Working Register · Tier C · 2026-05-05 · deliberative scratch, not a compiled surface
What this is and what it isn't
This is a working register entry responding to two harness-engineering papers (Tsinghua's NLAH, Stanford's Meta-Harness) and a Subtraction Principle framing from Anthropic. It is not a Tier-B compiled surface candidate. It does not seal, does not parent into a hash chain, does not invoke any attestation. It is deliberative scratch — the kind of artifact the three-tier classifier protects from Court evidence and governance audit precisely so that honest work-through can happen here without performance pressure.
The output is a structured audit running through the twelve operational skills one by one and asking: does this skill encode a capability gap (subtraction-candidate as models improve) or a normative requirement (persists regardless of capability improvement)?
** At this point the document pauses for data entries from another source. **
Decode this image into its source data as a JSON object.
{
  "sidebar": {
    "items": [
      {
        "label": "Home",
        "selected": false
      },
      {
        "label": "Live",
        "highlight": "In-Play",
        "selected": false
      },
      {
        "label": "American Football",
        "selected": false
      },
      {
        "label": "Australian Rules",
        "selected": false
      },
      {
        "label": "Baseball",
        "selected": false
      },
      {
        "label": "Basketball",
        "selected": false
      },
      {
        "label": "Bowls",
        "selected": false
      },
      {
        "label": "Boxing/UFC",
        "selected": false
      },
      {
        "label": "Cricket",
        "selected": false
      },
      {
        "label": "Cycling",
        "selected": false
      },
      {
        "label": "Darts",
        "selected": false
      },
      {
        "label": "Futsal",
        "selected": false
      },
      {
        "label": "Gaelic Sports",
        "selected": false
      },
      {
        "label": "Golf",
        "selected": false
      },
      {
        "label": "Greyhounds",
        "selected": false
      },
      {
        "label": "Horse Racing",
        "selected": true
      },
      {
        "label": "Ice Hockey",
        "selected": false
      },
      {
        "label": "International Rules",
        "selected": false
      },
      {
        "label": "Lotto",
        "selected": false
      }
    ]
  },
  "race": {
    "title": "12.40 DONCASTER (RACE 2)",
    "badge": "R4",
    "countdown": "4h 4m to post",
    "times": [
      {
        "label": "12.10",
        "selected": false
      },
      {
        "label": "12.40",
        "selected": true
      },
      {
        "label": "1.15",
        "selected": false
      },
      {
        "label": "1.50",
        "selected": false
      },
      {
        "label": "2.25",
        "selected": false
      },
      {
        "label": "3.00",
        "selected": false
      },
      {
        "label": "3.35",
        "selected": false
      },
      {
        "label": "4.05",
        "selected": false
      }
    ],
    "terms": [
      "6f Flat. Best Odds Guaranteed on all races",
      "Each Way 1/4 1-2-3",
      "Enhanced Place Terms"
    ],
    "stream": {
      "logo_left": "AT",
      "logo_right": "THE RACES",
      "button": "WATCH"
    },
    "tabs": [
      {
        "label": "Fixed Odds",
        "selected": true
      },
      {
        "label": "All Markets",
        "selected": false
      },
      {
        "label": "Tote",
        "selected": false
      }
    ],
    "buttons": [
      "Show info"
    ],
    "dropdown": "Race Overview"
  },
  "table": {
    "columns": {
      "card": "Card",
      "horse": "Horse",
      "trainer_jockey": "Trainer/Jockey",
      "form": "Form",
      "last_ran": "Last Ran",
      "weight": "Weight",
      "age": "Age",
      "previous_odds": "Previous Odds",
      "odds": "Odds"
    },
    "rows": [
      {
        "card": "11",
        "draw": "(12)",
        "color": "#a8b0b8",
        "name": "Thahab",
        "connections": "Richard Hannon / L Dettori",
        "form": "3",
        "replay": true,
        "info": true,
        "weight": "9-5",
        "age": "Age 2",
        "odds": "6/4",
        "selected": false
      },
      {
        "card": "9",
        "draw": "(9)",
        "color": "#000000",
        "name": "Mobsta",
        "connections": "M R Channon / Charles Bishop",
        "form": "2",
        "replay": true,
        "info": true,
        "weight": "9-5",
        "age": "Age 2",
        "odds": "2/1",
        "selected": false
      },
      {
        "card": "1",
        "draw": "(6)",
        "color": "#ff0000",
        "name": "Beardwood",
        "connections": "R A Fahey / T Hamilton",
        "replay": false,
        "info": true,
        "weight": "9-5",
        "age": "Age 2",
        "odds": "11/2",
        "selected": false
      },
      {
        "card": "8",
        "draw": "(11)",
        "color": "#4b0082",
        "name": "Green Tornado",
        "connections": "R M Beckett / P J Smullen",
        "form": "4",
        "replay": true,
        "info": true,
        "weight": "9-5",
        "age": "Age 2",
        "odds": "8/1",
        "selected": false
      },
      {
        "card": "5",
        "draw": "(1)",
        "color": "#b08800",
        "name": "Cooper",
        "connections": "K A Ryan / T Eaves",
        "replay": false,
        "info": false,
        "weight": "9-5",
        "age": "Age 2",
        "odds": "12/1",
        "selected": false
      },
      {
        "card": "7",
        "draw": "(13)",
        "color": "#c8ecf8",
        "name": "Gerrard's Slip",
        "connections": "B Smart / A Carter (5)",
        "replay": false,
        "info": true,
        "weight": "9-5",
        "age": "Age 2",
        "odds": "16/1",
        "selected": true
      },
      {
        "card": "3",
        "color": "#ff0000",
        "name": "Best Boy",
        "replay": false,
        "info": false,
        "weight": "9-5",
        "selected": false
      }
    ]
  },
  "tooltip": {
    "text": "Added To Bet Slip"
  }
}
The audit is intended to inform a future Tier-B revision of the runtime orchestration guide if it survives review, but it is not itself that revision.
The findings worth taking seriously
Reading the two papers and the Subtraction Principle framing together, four claims land hard enough that 5QLN should respond to them rather than wait them out.
One. Same model, 6× performance gap from harness alone. This is now empirical, not anecdotal. The architecture wrapping the model determines more than the model choice. For 5QLN this is a validation of the entire premise — the twelve skills + the master equation + the Constitutional Block are precisely such a wrapping — but it also means the wrapping is the legitimate object of engineering attention, and that means the wrapping is also where regression can happen invisibly.
Two. Verifiers and multi-candidate search hurt accuracy in some configurations. Tsinghua's specific finding is that "self-evolution" was the only consistently helpful module on SWE-bench Verified at GPT-5.4 maximum reasoning. This is the finding most uncomfortable for 5QLN, because Q-phase stacks two validators and two detectors, and the assumption has been "more verification is more rigor." That assumption is now contested by data.
Three. Raw traces are irreplaceable. Stanford found that summarizing execution traces before feeding them to the proposer dropped accuracy significantly. The signal lives in the structured details. This validates the cycle-walk manifest design from the runtime orchestration guide — manifests must preserve per-phase invocation details rather than rolled-up booleans — but it also raises the bar: a manifest that summarizes is empirically inferior to one that records.
Four. The harness, not the model, is the reusable asset. Stanford's harness optimized for Haiku transferred to five other models and improved them all. The implication for 5QLN is the strongest argument yet for the Time-Proof Requirements piece's claim that the substrate is replaceable by construction. If 5QLN is a harness — and structurally it is — then it should survive substrate replacement. That is now a specific, testable property rather than an aspiration.
The Subtraction Principle is the framing that ties these together: every harness component encodes an assumption about what the model cannot do alone, and those assumptions expire as models improve. The corollary is that mature harness work prunes more than it builds.
The capability/normative distinction
The Subtraction Principle as stated by Anthropic assumes the harness exists to compensate for capability gaps. That is true for capability harnesses — agent harnesses, retrieval harnesses, code-generation harnesses. It is not universally true. Some harness components encode requirements that have nothing to do with what the model can do alone, and those components do not subtract when capability improves.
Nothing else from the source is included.